A large study shows that testing for specific genetic changes in tumor cells can tell doctors whether people with metastatic colorectal cancer (colorectal cancer that has spread to other parts of the body) are likely to benefit from combining second-line chemotherapy with a targeted therapy called panitumumab (Vectibix). A second-line treatment is given if the first treatment does not work, starts but then stops working, or causes serious side effects.
New results from a large clinical trial show that a drug taken by mouth is just as effective as one given by infusion for people with stage II or stage III rectal cancer. These patients received radiation therapy and chemotherapy with either capecitabine (Xeloda) or 5-fluorouracil (5-FU, Adrucil) before surgery. The researchers also found that adding another drug, oxaliplatin (Eloxatin), did not provide any additional benefits and caused more side effects.

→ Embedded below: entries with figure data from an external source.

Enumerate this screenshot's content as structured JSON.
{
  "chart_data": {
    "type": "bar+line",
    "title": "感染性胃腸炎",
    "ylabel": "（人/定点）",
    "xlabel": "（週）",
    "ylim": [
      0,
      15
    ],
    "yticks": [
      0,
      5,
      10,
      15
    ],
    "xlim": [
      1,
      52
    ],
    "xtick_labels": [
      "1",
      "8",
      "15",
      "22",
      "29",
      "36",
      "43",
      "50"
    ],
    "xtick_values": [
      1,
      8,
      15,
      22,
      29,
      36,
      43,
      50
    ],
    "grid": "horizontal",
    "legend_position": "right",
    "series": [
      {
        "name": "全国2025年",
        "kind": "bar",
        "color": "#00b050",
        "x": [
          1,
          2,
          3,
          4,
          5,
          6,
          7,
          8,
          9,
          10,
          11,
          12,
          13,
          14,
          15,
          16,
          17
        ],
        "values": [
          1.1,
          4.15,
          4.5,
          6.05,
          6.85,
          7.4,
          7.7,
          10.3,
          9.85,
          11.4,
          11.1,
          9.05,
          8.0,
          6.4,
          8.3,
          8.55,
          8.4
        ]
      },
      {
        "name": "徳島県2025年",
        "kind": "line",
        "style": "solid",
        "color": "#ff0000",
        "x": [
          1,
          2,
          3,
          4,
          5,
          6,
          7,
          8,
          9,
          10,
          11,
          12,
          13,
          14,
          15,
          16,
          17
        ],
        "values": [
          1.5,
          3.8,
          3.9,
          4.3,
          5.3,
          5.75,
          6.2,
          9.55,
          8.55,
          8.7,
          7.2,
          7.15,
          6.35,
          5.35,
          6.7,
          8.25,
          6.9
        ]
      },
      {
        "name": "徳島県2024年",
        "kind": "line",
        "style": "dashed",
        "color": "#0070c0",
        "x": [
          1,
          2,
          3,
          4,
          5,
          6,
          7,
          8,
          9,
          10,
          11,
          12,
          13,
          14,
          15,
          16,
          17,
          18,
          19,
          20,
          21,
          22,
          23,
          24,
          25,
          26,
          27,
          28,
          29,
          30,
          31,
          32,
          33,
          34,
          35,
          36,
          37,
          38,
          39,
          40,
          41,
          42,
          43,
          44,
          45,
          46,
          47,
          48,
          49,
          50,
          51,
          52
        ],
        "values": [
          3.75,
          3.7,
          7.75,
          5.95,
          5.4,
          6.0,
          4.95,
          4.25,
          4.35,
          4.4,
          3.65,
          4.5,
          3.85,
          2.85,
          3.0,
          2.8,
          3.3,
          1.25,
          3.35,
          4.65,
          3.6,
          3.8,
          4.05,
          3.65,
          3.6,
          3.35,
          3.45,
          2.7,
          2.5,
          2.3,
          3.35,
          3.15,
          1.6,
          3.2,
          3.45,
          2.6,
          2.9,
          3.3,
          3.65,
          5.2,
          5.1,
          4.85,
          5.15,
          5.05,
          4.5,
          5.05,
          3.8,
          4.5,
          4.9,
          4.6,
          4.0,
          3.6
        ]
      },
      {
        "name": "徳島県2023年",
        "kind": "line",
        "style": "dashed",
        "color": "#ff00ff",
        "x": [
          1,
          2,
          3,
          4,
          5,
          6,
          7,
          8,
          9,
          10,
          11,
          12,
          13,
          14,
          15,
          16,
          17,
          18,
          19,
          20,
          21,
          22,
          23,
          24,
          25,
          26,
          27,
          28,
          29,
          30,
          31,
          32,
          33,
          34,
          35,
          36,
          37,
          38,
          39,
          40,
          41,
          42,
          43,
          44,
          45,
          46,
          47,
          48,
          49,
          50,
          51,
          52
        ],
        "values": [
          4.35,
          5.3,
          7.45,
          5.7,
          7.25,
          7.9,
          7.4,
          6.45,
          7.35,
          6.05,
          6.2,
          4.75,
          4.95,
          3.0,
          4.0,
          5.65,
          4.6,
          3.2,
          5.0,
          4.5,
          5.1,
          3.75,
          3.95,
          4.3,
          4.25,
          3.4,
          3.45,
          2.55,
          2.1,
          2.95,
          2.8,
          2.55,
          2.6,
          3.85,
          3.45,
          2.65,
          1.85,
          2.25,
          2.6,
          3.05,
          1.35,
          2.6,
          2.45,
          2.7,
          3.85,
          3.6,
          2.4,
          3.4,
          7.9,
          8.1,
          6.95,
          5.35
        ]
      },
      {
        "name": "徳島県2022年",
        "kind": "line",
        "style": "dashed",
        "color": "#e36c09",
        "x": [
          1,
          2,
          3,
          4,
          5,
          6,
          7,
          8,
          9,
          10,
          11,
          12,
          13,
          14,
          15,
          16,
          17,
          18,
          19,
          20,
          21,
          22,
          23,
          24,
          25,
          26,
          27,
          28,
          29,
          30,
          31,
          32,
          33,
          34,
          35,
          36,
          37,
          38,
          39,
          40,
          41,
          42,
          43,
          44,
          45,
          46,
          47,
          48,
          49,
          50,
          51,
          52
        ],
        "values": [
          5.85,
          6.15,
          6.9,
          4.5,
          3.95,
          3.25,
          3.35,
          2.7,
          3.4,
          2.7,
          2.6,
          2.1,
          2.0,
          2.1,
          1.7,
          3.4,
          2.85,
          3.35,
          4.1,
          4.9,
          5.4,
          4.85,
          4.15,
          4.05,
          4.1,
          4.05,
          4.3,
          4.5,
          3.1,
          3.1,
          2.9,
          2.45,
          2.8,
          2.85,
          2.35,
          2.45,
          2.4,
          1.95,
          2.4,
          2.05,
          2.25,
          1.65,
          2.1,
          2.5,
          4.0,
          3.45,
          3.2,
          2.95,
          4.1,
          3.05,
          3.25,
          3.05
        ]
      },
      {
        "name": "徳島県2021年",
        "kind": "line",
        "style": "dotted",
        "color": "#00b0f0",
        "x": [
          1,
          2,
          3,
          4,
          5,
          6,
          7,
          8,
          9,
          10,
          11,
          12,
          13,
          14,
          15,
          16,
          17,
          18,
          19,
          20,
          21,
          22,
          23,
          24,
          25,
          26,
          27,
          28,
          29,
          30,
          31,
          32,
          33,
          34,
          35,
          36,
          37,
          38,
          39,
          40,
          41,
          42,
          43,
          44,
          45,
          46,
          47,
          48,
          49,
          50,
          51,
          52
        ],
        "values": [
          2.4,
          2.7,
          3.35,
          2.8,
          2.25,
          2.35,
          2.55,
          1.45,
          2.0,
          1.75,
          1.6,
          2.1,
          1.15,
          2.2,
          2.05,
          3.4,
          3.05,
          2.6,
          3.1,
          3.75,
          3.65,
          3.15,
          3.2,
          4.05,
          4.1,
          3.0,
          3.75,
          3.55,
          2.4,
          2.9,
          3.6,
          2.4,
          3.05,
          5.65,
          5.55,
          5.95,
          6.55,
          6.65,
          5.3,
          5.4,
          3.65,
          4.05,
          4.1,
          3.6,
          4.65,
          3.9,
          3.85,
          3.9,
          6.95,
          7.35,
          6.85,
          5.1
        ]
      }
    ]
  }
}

Early results from an ongoing phase II clinical trial have shown that a new chemotherapy combination, CAPTEM, may be an effective second-line treatment option for patients with a neuroendocrine tumor that has spread to other parts of the body, even for tumors that haven’t responded to other standard (commonly used) treatments. A second-line treatment is given if the first treatment does not work, starts but then stops working, or causes serious side effects. CAPTEM combines two drugs, capecitabine (Xeloda) and temozolomide (Temodar), which are given in a specific order—capecitabine first, temozolomide second—based on research that showed this might be more effective than giving both drugs at the same time.